Фернан догадывался, что творится в душе отца: он испытывал и удовлетворение, что и в этой войне будет сражаться Жирарден, и страх за сына, и тайную надежду, что на почве нынешней разоренной, преступной страны все-таки родится Франция Жан-Жака, и много, много других противоречивых чувств.

– Я горжусь, граф Брежи, что вы идете сражаться за Францию, – сказал наконец отец. – Но я сомневаюсь, следует ли Жирардену сражаться под верховным командованием этих господ. – Он помолчал немного и уже другим тоном продолжал: – Я не знал также, следовало ли тебе отправляться в Америку. Позднее я убедился, что был тогда не прав. Я постарел и теперь не уверен, кто из нас двоих ближе Жан-Жаку. А сейчас оставь меня одного. Я устал и хочу отдохнуть.

Фернан понял, что отцу не хочется обнаруживать перед сыном своей подавленности, и ушел.

Он решил завтра же, как только проводит отца, покинуть Эрменонвиль. Здесь ему больше делать нечего. А в Париже у него множество дел: надо экипироваться, надо оформить ряд документов на случай, если он не вернется.

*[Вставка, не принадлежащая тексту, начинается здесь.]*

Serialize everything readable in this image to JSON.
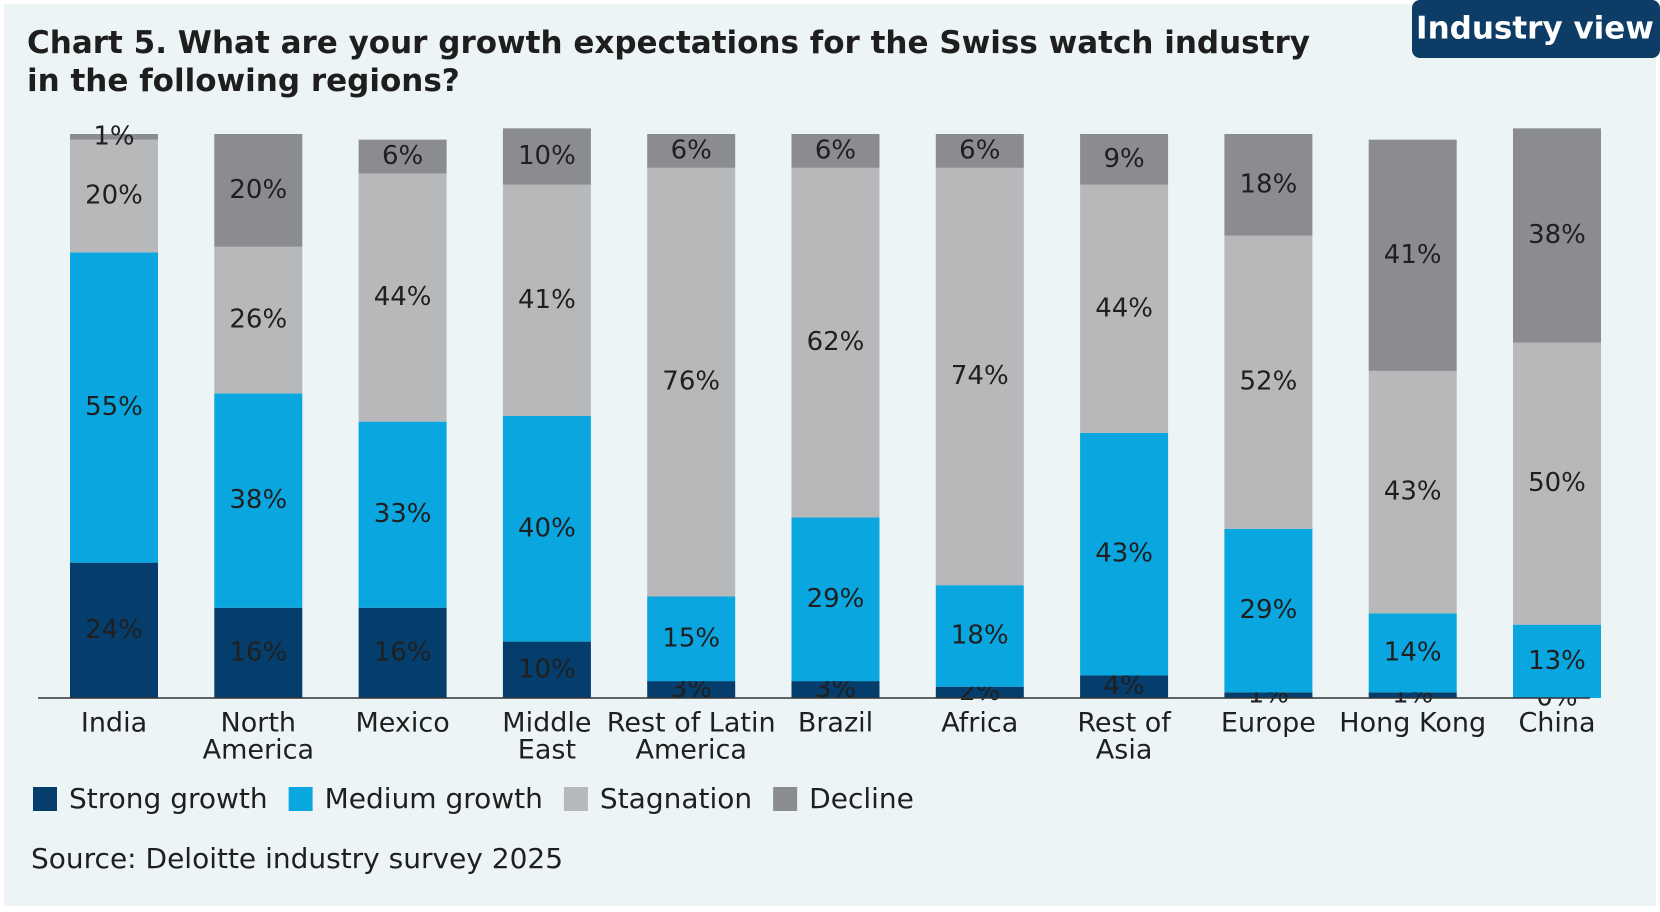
{
  "chart_data": {
    "type": "stacked_bar",
    "badge": "Industry view",
    "title": [
      "Chart 5. What are your growth expectations for the Swiss watch industry",
      "in the following regions?"
    ],
    "categories": [
      [
        "India"
      ],
      [
        "North",
        "America"
      ],
      [
        "Mexico"
      ],
      [
        "Middle",
        "East"
      ],
      [
        "Rest of Latin",
        "America"
      ],
      [
        "Brazil"
      ],
      [
        "Africa"
      ],
      [
        "Rest of",
        "Asia"
      ],
      [
        "Europe"
      ],
      [
        "Hong Kong"
      ],
      [
        "China"
      ]
    ],
    "ylim": [
      0,
      100
    ],
    "series": [
      {
        "name": "Strong growth",
        "color": "#053e6c",
        "label_color": "#ffffff",
        "values": [
          24,
          16,
          16,
          10,
          3,
          3,
          2,
          4,
          1,
          1,
          0
        ],
        "value_labels": [
          "24%",
          "16%",
          "16%",
          "10%",
          "3%",
          "3%",
          "2%",
          "4%",
          "1%",
          "1%",
          "0%"
        ]
      },
      {
        "name": "Medium growth",
        "color": "#0aa6df",
        "label_color": "#1d2b3c",
        "values": [
          55,
          38,
          33,
          40,
          15,
          29,
          18,
          43,
          29,
          14,
          13
        ],
        "value_labels": [
          "55%",
          "38%",
          "33%",
          "40%",
          "15%",
          "29%",
          "18%",
          "43%",
          "29%",
          "14%",
          "13%"
        ]
      },
      {
        "name": "Stagnation",
        "color": "#b6b8ba",
        "label_color": "#2a2a2a",
        "values": [
          20,
          26,
          44,
          41,
          76,
          62,
          74,
          44,
          52,
          43,
          50
        ],
        "value_labels": [
          "20%",
          "26%",
          "44%",
          "41%",
          "76%",
          "62%",
          "74%",
          "44%",
          "52%",
          "43%",
          "50%"
        ]
      },
      {
        "name": "Decline",
        "color": "#8b8c8f",
        "label_color": "#ffffff",
        "values": [
          1,
          20,
          6,
          10,
          6,
          6,
          6,
          9,
          18,
          41,
          38
        ],
        "value_labels": [
          "1%",
          "20%",
          "6%",
          "10%",
          "6%",
          "6%",
          "6%",
          "9%",
          "18%",
          "41%",
          "38%"
        ]
      }
    ],
    "source": "Source: Deloitte industry survey 2025"
  }
}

Он сел в лодку и поплыл на маленький остров.

В последний раз постоял у могилы Жан-Жака. Вспоминал блаженные и страшные часы, когда он в Летнем доме сидел за «Исповедью» и буквально впивался в это неистовое, великолепное произведение, а Тереза тут же хлопотала по хозяйству. Теперь он ясно видел, что Жан-Жак, этот величайший из современников, был точно так же замкнут в своем «я», как сам он, незначительный, заурядный Фернан Жирарден. Вопреки беспредельному стремлению к правде, Жан-Жак создал себе свое собственное воображаемое небо, которое могло быть только его небом, и свой собственный ад, от которого никто не мог его избавить, – ад своего мучительного безумия.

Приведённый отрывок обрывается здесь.